Oh for the good old days. I received this e-mail recently and I thought I had to share it with all readers of The Times. When you read it I am sure you will agree with me and remember the old Maltese expression when our fathers used to tell us: "Konna ahjar meta konna aghar" (We were better off in the bad old days). I was born in 1951 so I can remember and appreciate those times when we were far happier growing up.

Well, here goes:

To all the kids who survived the 1930s, the 1940s, the 1950s, the 1960s and the 1970s. First we survived being born to mothers who smoked or drank while they carried us. They took aspirin, ate blue cheese dressing, tuna from a can, and did not get tested for diabetes. Then after that trauma, our baby cribs were covered with bright-coloured, lead-based paints. We had no child-proof lids on medicine bottles, doors, or cabinets, and when we rode our bikes, we had no helmets, not to mention the risks we took hitchhiking.

As children, we would ride in cars with no seat belts or air bags. Riding in the back of a pick up on a warm day was always a special treat. We drank water from the garden hose and not from a bottle. We shared one soft drink with four friends, from one bottle, and no one actually died from this. We ate cupcakes, white bread and real butter, and drank soda pop with sugar in it, but we were not overweight because we were always outside playing.

We would leave home in the morning and play all day, as long as we were back by the time the streetlights came on. No one was able to reach us all day. And we were okay. We would spend hours building our go-carts out of scraps and then ride down the hill only to find out we forgot to install any brakes! After running into the bushes a few times, we learned to solve the problem.

We did not have PlayStations, Nintendos, no video games at all, no 99 channels on cable, no videotape movies, no surround sound, no cell phones, no personal computers, no internet or internet chatrooms... We had friends, and we went outside and found them there waiting for us.

We fell out of trees, got cut, broke bones and teeth, and there were no lawsuits for such accidents. We ate worms and mud pies made from dirt, and the worms did not live in us forever. We rode bikes or walked to a friend's house and knocked on the door or rang the bell, or just walked in and talked to them. Little League had tryouts and not everyone made the team. Those who didn't had to learn to deal with disappointment. Imagine that.

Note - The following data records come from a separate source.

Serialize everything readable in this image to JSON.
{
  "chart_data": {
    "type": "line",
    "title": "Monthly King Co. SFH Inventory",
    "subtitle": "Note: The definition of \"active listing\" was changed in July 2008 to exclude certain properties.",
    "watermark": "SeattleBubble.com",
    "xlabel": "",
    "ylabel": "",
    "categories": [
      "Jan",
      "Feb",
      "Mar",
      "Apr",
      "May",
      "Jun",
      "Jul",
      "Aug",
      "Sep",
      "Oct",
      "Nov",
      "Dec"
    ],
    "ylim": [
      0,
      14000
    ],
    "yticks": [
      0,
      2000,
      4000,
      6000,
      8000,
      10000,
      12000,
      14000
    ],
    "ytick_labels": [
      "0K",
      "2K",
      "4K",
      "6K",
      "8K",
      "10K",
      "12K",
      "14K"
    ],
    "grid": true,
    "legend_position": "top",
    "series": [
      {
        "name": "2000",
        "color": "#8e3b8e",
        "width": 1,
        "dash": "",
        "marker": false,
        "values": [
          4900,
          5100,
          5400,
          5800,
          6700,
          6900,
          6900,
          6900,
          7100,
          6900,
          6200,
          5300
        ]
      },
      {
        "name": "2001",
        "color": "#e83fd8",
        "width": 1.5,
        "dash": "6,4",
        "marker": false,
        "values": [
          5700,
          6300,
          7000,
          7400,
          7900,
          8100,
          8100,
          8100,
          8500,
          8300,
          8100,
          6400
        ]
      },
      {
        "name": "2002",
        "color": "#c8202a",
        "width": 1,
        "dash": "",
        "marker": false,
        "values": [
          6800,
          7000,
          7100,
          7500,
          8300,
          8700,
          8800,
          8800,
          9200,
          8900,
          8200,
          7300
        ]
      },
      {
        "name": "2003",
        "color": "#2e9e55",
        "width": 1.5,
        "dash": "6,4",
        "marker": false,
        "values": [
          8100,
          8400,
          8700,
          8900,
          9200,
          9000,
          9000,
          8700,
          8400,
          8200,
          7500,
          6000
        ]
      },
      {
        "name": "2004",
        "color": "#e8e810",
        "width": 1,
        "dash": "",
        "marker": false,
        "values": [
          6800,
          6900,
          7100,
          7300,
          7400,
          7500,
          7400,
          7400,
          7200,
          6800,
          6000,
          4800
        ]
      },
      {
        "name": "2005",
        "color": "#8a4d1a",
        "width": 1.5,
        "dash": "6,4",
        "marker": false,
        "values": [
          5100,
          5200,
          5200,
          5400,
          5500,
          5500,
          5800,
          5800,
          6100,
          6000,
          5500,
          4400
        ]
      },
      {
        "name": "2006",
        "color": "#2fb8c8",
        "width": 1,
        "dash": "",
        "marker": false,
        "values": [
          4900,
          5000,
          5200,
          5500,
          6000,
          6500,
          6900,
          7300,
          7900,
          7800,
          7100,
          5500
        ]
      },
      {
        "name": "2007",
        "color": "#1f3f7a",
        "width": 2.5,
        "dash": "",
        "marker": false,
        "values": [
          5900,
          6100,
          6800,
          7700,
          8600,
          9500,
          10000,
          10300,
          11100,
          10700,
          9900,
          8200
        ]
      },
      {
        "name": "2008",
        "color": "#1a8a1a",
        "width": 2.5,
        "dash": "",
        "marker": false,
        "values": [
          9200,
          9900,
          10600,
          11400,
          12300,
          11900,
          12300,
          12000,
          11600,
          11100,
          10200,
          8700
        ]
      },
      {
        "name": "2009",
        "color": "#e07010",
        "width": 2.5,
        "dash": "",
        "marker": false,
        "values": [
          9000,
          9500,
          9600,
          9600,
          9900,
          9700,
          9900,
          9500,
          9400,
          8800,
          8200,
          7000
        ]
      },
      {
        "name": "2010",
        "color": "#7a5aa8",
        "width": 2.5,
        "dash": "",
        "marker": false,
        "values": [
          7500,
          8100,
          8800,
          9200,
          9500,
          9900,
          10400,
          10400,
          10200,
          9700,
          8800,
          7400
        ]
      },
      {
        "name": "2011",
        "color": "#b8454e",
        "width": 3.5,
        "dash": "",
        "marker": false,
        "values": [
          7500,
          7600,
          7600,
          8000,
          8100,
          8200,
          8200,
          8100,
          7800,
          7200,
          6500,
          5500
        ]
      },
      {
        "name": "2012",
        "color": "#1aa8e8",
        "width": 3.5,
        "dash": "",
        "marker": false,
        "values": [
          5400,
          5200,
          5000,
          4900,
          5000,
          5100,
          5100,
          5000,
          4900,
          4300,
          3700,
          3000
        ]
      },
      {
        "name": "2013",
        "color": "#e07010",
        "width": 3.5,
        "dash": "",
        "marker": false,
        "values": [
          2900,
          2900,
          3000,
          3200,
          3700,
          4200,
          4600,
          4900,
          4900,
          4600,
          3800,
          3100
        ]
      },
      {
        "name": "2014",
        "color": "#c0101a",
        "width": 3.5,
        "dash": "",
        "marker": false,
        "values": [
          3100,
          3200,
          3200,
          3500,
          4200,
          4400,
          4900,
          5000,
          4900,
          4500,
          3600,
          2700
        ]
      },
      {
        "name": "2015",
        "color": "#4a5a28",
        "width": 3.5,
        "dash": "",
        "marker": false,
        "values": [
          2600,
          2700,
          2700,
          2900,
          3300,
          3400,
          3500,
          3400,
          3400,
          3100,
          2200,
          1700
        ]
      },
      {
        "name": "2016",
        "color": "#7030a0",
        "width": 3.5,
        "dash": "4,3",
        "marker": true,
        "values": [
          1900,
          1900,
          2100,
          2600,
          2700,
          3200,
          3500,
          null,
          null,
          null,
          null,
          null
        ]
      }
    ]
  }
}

The idea of a parent bailing us out if we broke the law was unheard of. They actually sided with the law. When we were punished at school, parents would say we deserved it.

This generation has produced some of the best risk takers, problem solvers, and inventors ever.

The past 50 years have been an explosion of innovation and new ideas. We had freedom, failure, success and responsibility, and we learned how to deal with it all. And you are one of them - congratulations.

You might want to share this with others who have had the luck to grow up as kids before the lawyers and the government regulated our lives for our "own" good, and while you are at it, forward it to your kids so they will know how brave their parents were.

Kind of makes you want to run through the house with scissors, doesn't it? Oh for the good old days - they are worth talking about. It keeps us smiling.